BACA TRUZZ...- Miskin di Atas Lumbung Emas

Hanok, Membangun Ekonomi Rakyat di Paniai

Jumat, April 24, 2009

”Rakyat Asli Papua Harus Percaya Diri”

Undang-Undang Nomor 21 Tahun 2001 Tentang Otonomi Khusus (Otsus) Papua, Bab X Pasal 38 Pasal 1 mengatakan, perekonomian Provinsi Papua yang merupakan bagian dari perekonomian nasional dan global, diarahkan dan diupayakan untuk menciptakan sebesar-besarnya kemakmuran dan kesejahteraan seluruh rakyat Papua, dengan menjunjung tinggi prinsip-prinsip keadilan dan pemerataan.

Menjelang 8 tahun implementasi Otsus, perekonomian rakyat jauh dari harapan mulia dewa penyelamat Otsus. Orang-orang asli Papua tetap menjadi pemain pinggiran, bahkan penonton, dalam semua proses transformasi ekonomi yang berjalan begitu cepat di sekelilingnya. Keberpihakan dan proteksi rakyat asli Papua hanya menjadi retorika. Pemerintah daerah terkesan hanya mengejar proyek dalam pemberdayaan ekonomi rakyat. Hampir tidak ada program pemberdayaan ekonomi rakyat dengan pendidikan dan pendampingan yang berkelanjutan.

Dalam kondisi perekonomian rakyat seperti itu, Yayasan Pembangunan Kesejahteraan Masyarakat (YAPKEMA) Paniai mencoba membangun kepercayaan rakyat dengan pendidikan dan pendampingan berkelanjutan dengan menggandeng lembaga donor Oxfan. Beberapa waktu lalu, Yermias Degei dari majalah Selangkah sempat menemui Direktur YAPKEMA, Hanok Herison Pigai, SE di kantornya Jalan Enaro-Madi, Enarotali Kabupaten Paniai Papua. Dalam pertemuannya, majalah Selangkah sempat mengajukan beberapa pertanyaan seputar masalah pokok ketertinggalan ekonomi rakyat asli Papua. Berikut petikannya.

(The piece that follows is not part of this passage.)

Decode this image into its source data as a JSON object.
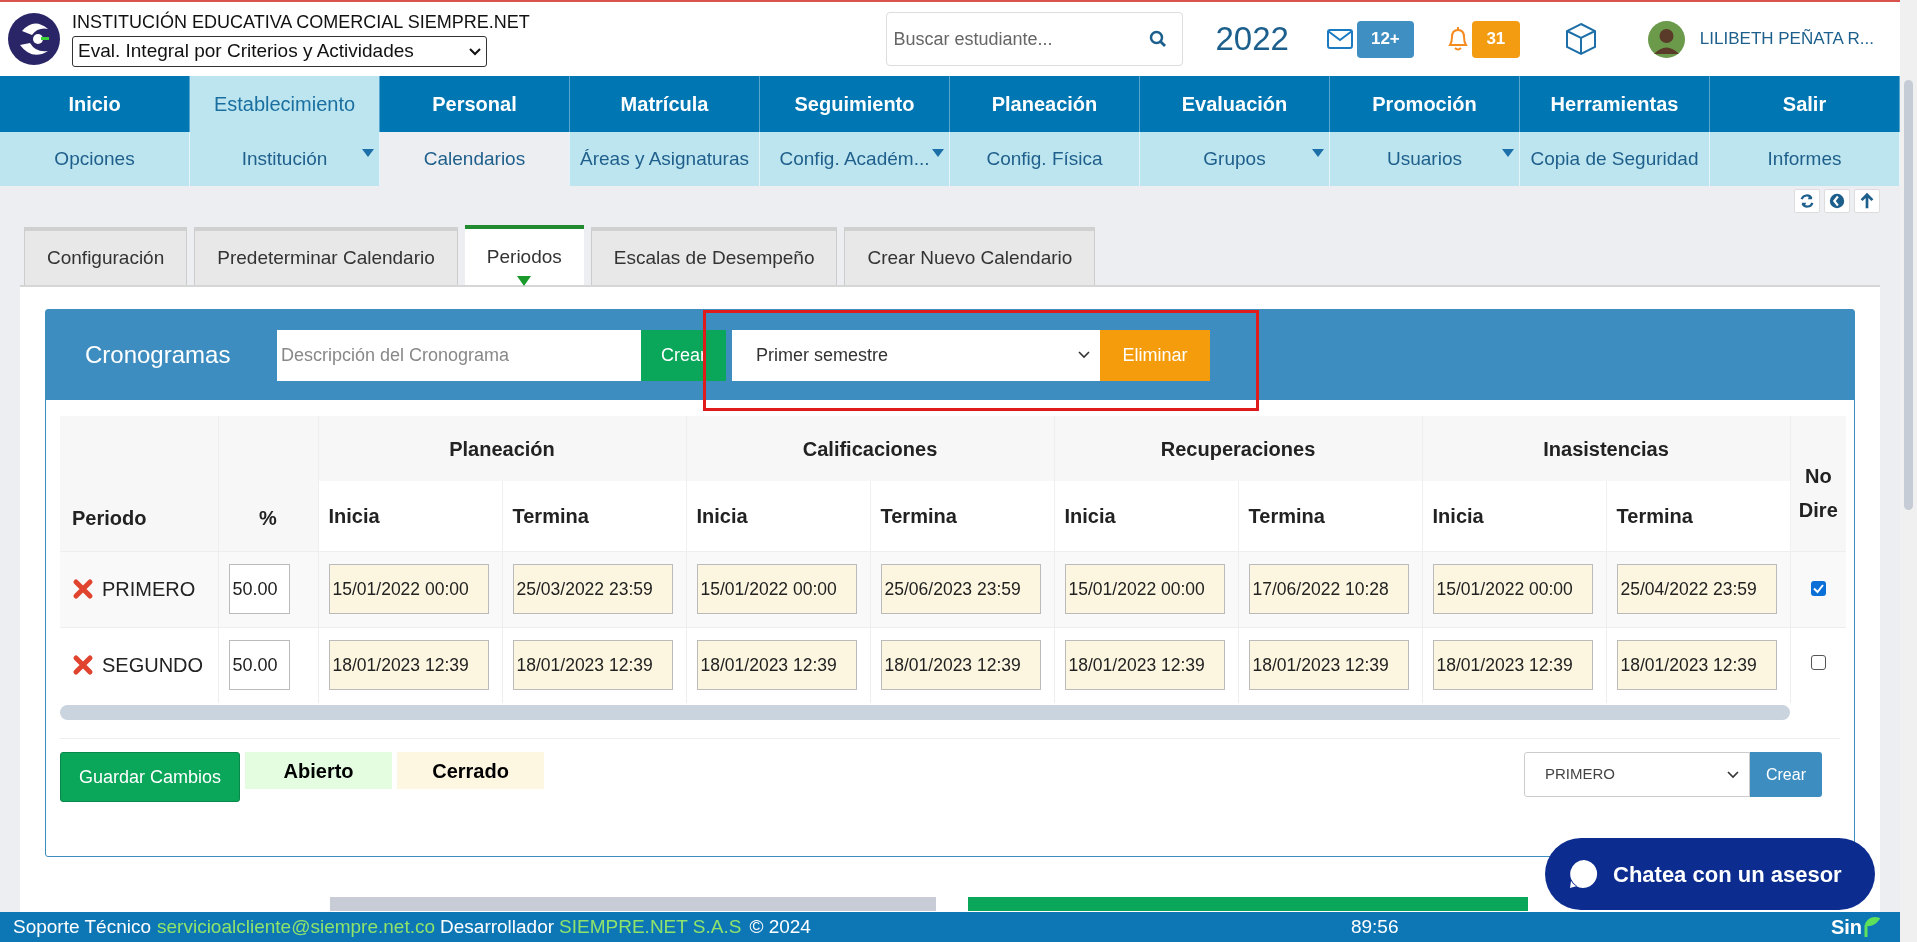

Menurut Bapak, apa masalah pokok ketertinggalan ekonomi rakyat asli Papua?
Masalah pokok yang kami hadapi di lapangan adalah belum siapnya skill rakyat. Kedua, belum terbukanya keterisolasian. Ketiga, belum siapnya teknologi tepat guna atau industri rumah tangga. Keempat, belum tersedianya akses informasi dan kumunikasi.

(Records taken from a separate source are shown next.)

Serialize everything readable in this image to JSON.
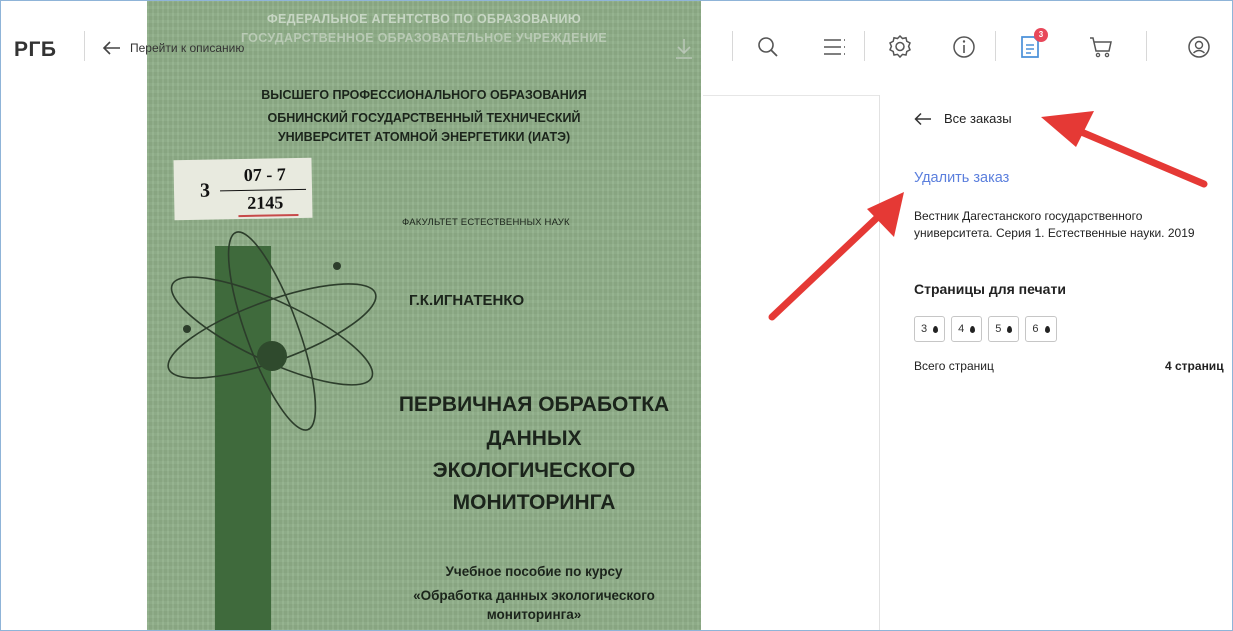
{
  "app": {
    "logo": "РГБ"
  },
  "toolbar": {
    "back_label": "Перейти к описанию",
    "cart_badge": "3",
    "icons": [
      "arrow-left-icon",
      "download-icon",
      "search-icon",
      "list-icon",
      "settings-gear-icon",
      "info-icon",
      "orders-document-icon",
      "cart-icon",
      "user-account-icon"
    ]
  },
  "book": {
    "header_line1": "ФЕДЕРАЛЬНОЕ АГЕНТСТВО ПО ОБРАЗОВАНИЮ",
    "header_line2": "ГОСУДАРСТВЕННОЕ ОБРАЗОВАТЕЛЬНОЕ УЧРЕЖДЕНИЕ",
    "header_line3": "ВЫСШЕГО ПРОФЕССИОНАЛЬНОГО ОБРАЗОВАНИЯ",
    "header_line4": "ОБНИНСКИЙ ГОСУДАРСТВЕННЫЙ ТЕХНИЧЕСКИЙ",
    "header_line5": "УНИВЕРСИТЕТ АТОМНОЙ ЭНЕРГЕТИКИ (ИАТЭ)",
    "label_number": "3",
    "label_top": "07 - 7",
    "label_bottom": "2145",
    "faculty": "ФАКУЛЬТЕТ ЕСТЕСТВЕННЫХ НАУК",
    "author": "Г.К.ИГНАТЕНКО",
    "title_line1": "ПЕРВИЧНАЯ ОБРАБОТКА",
    "title_line2": "ДАННЫХ",
    "title_line3": "ЭКОЛОГИЧЕСКОГО",
    "title_line4": "МОНИТОРИНГА",
    "subtitle_line1": "Учебное пособие по курсу",
    "subtitle_line2": "«Обработка данных экологического",
    "subtitle_line3": "мониторинга»"
  },
  "panel": {
    "all_orders": "Все заказы",
    "delete_order": "Удалить заказ",
    "journal": "Вестник Дагестанского государственного университета. Серия 1. Естественные науки. 2019",
    "pages_heading": "Страницы для печати",
    "pages": [
      {
        "label": "3"
      },
      {
        "label": "4"
      },
      {
        "label": "5"
      },
      {
        "label": "6"
      }
    ],
    "total_label": "Всего страниц",
    "total_value": "4 страниц"
  },
  "colors": {
    "link": "#5b7fdd",
    "badge": "#e8485a",
    "annotation_arrow": "#e53935",
    "book_cover": "#8fae88"
  }
}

Orang asli Papua memiliki jiwa sosial yang tinggi, sehingga kalau punya lebih biasanya dikasihkan kepada kerabat lain. Banyak pihak mengatakan bahwa, hal ini merupakan salah satu faktor ketertinggalan ekonomi rakyat. Bagaimana tanggapan Bapak tentang hal ini?
Kasih inikan, kalau dipandang dari agama kristen itu penting. Kasih inikan hukum yang utama dan terutama. Jadi, saya pikir kasih itu boleh-boleh saja. Tapi, kasih itu harus pada tempat dan situasi yang tepat. Harus pada situasi yang kritis. Pada saat benar-benar membutuhkan bantuan. Mungkin jika ada yang mau sekolah kita kasih. Atau ada yang sakit. Tapi, kita tidak boleh kasih dari usaha kita. Kalau kita mengambil dari usaha kita maka usaha kita justru akan mati.

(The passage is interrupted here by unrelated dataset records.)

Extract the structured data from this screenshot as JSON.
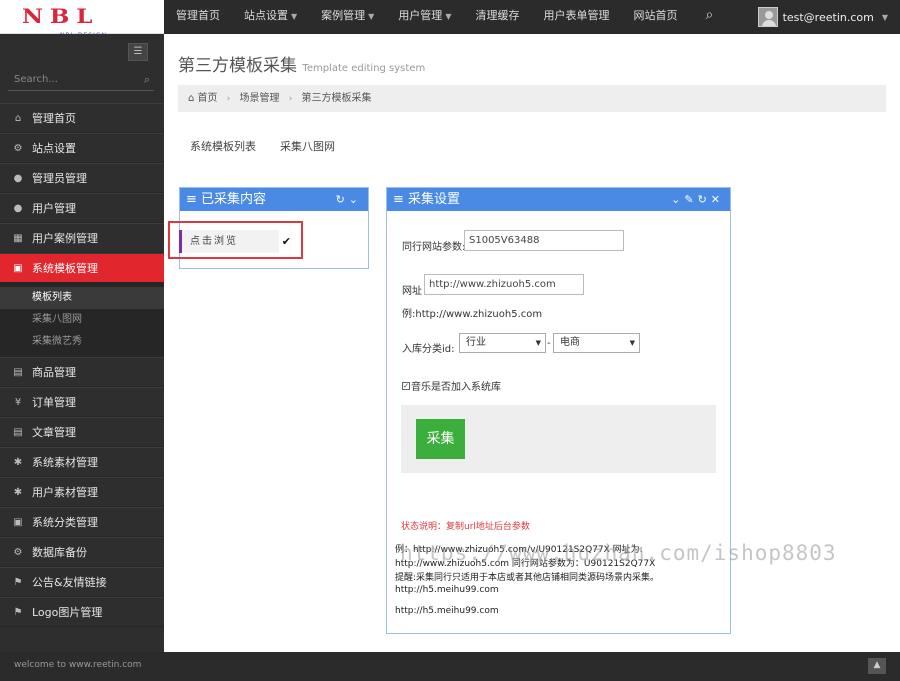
{
  "logo": {
    "letters": "NBL",
    "tagline": "NBL DESIGN"
  },
  "topnav": [
    {
      "label": "管理首页",
      "dropdown": false
    },
    {
      "label": "站点设置",
      "dropdown": true
    },
    {
      "label": "案例管理",
      "dropdown": true
    },
    {
      "label": "用户管理",
      "dropdown": true
    },
    {
      "label": "清理缓存",
      "dropdown": false
    },
    {
      "label": "用户表单管理",
      "dropdown": false
    },
    {
      "label": "网站首页",
      "dropdown": false
    }
  ],
  "user": {
    "email": "test@reetin.com"
  },
  "sidebar": {
    "search_placeholder": "Search...",
    "items": [
      {
        "label": "管理首页",
        "icon": "home-icon"
      },
      {
        "label": "站点设置",
        "icon": "cogs-icon"
      },
      {
        "label": "管理员管理",
        "icon": "user-icon"
      },
      {
        "label": "用户管理",
        "icon": "user-icon"
      },
      {
        "label": "用户案例管理",
        "icon": "table-icon"
      },
      {
        "label": "系统模板管理",
        "icon": "briefcase-icon",
        "active": true
      },
      {
        "label": "商品管理",
        "icon": "box-icon"
      },
      {
        "label": "订单管理",
        "icon": "yen-icon"
      },
      {
        "label": "文章管理",
        "icon": "box-icon"
      },
      {
        "label": "系统素材管理",
        "icon": "gift-icon"
      },
      {
        "label": "用户素材管理",
        "icon": "gift-icon"
      },
      {
        "label": "系统分类管理",
        "icon": "briefcase-icon"
      },
      {
        "label": "数据库备份",
        "icon": "cogs-icon"
      },
      {
        "label": "公告&友情链接",
        "icon": "bookmark-icon"
      },
      {
        "label": "Logo图片管理",
        "icon": "bookmark-icon"
      }
    ],
    "subitems": [
      "模板列表",
      "采集八图网",
      "采集微艺秀"
    ]
  },
  "page": {
    "title": "第三方模板采集",
    "subtitle": "Template editing system",
    "breadcrumb": [
      "首页",
      "场景管理",
      "第三方模板采集"
    ],
    "tabs": [
      "系统模板列表",
      "采集八图网"
    ]
  },
  "collected_panel": {
    "title": "已采集内容",
    "browse_label": "点击浏览"
  },
  "settings_panel": {
    "title": "采集设置",
    "param_label": "同行网站参数:",
    "param_value": "S1005V63488",
    "url_label": "网址",
    "url_value": "http://www.zhizuoh5.com",
    "url_example": "例:http://www.zhizuoh5.com",
    "category_label": "入库分类id:",
    "category_sep": "-",
    "category1": "行业",
    "category2": "电商",
    "checkbox_label": "音乐是否加入系统库",
    "checkbox_checked": true,
    "submit_label": "采集",
    "status_note": "状态说明：复制url地址后台参数",
    "note_lines": [
      "例：http://www.zhizuoh5.com/v/U90121S2Q77X 网址为:",
      "http://www.zhizuoh5.com 同行网站参数为：U90121S2Q77X",
      "提醒:采集同行只适用于本店或者其他店铺相同类源码场景内采集。",
      "http://h5.meihu99.com",
      "http://h5.meihu99.com"
    ]
  },
  "watermark": "https://www.huzhan.com/ishop8803",
  "footer": {
    "text": "welcome to www.reetin.com"
  }
}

Berbicara soal usaha. Realitasnyakan, tidak banyak orang Papua yang berjiwa wiraswasta. Kita jujur saja bahwa semua orang ingin menjadi Pegawai Negeri Sipil. Bagaimana pendapat Bapak tentang hal ini?
Ini sebenarnya lebih merupakan kegagalan pendidikan. Pendidikan yang diterima orang Papua di masa lalu tidak menanamkan jiwa berwiraswasta. Lebih-lebih pendidikan di masa lalu hingga saat ini, tidak kontekstual. Makanya, ada konsep dalam diri orang Papua bahwa segala sesuatu yang berpotensi dilingkungan mereka itu tidak berguna. Pendidikan itu telah membangun orang Papua untuk melihat segala-galanya dari luar (Jawa) itu dewa. Lucukan, jika masyarakat tinggalkan ubi, talas, sagu, dan lainnya lalu beralih makan nasi. Sementara mereka tidak bisa tanam padi.

Sementara itu, dari sisi fasilitas pendidikan dan tenaga pengajar juga menjadi masalah. Daerah-daerah yang potensi pertanian, perkebunan, peternakan, jarang dbuka SMK. Justru SMA yang berjejer. Sementara SMP dan SMK yang ada, syukur-syukur anak-anak disulap jadi lulus SMP dan SMA. Biasanyakan, guru-guru berada di kota. Sekolah kosong dengan adanya Otsus. Guru-guru lari ke birokrasi dan legislatif.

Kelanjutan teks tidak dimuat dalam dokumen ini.